Salvator Rosa nasce a Napoli, secondo le fonti più accreditate intorno al 20 giugno del 1615. È stato un artista a trecentosessanta gradi, barocco, soprattutto pittore e incisore, oltre che apprezzato poeta e versato teatrante. A parte Napoli, la sua città, si è fatto conoscere anche a Firenze e a Roma. Suo padre è l’avvocato Vito Antonio de Rosa, noto nell’ambiente napoletano. La famiglia abita all’Arenella, all’epoca zona fuori dalle mura della città partenopea. I voleri paterni, sin da quando il futuro pittore è appena un bambino, sono orientati verso l’avvocatura o, in alternativa, verso una carriera ecclesiastica. Nel 1621 il piccolo Salvator Rosa perde il padre, che muore; la madre, Giulia Greca, lo abbandona insieme con i suoi fratelli, Giuseppe e Giovanna, alle cure del nonno Vito. Il passo successivo vede Salvator e suo fratello iscritti al convento dei Padri Scolopi, anche se in alcune fonti successive alla vita del pittore, tale collegio viene indicato appartenente alla Congregazione Somasca.

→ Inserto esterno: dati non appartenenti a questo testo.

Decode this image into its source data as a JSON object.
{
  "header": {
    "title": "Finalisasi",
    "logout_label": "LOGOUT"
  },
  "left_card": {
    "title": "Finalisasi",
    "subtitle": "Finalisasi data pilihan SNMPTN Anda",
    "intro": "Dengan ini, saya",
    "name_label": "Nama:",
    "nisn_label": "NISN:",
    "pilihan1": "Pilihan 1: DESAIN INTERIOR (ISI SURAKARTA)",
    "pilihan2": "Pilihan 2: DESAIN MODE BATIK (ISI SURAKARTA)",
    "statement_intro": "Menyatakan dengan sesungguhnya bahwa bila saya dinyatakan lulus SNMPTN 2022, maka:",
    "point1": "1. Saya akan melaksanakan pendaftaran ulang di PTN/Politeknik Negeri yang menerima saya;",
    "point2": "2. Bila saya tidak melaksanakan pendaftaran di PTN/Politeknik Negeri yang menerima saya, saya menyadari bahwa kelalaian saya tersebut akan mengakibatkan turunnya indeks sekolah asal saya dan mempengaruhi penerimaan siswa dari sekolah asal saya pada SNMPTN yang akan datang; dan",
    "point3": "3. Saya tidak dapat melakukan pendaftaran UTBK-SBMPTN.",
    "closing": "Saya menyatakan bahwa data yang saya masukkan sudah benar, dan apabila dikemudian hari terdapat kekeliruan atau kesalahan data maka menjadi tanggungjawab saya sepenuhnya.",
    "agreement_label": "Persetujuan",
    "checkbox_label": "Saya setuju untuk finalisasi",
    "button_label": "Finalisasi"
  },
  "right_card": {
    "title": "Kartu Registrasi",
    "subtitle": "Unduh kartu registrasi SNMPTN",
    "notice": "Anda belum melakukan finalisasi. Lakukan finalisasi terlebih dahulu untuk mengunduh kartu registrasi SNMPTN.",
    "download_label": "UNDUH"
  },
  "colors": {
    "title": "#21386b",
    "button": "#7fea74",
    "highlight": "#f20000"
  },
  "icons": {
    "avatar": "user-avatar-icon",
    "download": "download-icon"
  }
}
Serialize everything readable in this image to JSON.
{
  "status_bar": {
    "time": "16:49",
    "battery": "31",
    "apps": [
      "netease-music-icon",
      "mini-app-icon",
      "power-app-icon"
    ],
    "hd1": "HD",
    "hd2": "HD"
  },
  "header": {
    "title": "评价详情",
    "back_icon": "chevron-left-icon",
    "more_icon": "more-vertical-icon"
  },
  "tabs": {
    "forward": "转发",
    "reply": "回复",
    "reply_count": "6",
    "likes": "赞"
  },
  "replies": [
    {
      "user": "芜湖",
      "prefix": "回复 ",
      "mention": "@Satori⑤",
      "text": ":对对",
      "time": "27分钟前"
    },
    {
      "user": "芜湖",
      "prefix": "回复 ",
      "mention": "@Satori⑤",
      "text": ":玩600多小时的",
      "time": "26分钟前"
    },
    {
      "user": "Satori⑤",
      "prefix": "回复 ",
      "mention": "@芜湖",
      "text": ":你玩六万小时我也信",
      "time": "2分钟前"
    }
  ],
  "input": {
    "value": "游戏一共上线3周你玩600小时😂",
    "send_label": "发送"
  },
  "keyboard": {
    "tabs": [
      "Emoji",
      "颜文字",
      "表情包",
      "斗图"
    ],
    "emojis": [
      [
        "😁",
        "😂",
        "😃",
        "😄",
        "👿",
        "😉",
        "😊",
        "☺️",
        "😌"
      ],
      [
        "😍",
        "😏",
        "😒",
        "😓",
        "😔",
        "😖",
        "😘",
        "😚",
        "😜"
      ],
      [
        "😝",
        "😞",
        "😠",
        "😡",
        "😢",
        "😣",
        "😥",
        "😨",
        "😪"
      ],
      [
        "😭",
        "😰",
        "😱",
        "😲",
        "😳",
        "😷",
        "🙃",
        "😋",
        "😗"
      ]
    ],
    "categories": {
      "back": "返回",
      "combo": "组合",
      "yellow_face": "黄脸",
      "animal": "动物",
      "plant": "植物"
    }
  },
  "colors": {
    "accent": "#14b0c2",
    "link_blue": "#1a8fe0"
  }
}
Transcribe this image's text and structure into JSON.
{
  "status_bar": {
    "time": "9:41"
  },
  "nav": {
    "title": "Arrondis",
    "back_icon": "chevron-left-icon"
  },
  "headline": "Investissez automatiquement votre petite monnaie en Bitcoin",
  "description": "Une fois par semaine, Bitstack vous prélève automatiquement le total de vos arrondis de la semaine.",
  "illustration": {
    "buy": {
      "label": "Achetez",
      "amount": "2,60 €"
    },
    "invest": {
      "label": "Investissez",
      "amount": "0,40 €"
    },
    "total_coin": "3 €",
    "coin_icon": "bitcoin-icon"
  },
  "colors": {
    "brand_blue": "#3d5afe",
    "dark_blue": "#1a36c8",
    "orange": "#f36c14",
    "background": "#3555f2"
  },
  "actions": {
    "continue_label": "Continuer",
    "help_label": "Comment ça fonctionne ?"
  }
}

Ad ogni modo, sin da subito, il giovane studente rivela la propria passione per il disegno e per l’arte in genere. È suo zio materno ad impartirgli i primi rudimenti di pittura, per poi indirizzarlo prima dal cognato Francesco Fracanzano e poi verso la bottega del pittore Aniello Falcone, la cui influenza si avvertirà nei suoi iniziali lavori. In questa fese di apprendistato, il pittore Rosa ha tra i propri maestri anche Jusepe de Ribera, molto considerato a Napoli. Giovanissimo, Salvator attira le attenzioni degli altri artisti napoletani, grazie al suo luminoso talento. Il pittore Lanfranco allora, vedendolo lavorare, gli consiglia di recarsi a Roma per qualche anno onde ampliare i propri orizzonti artistici frequentando gli ambienti più caldi della pittura.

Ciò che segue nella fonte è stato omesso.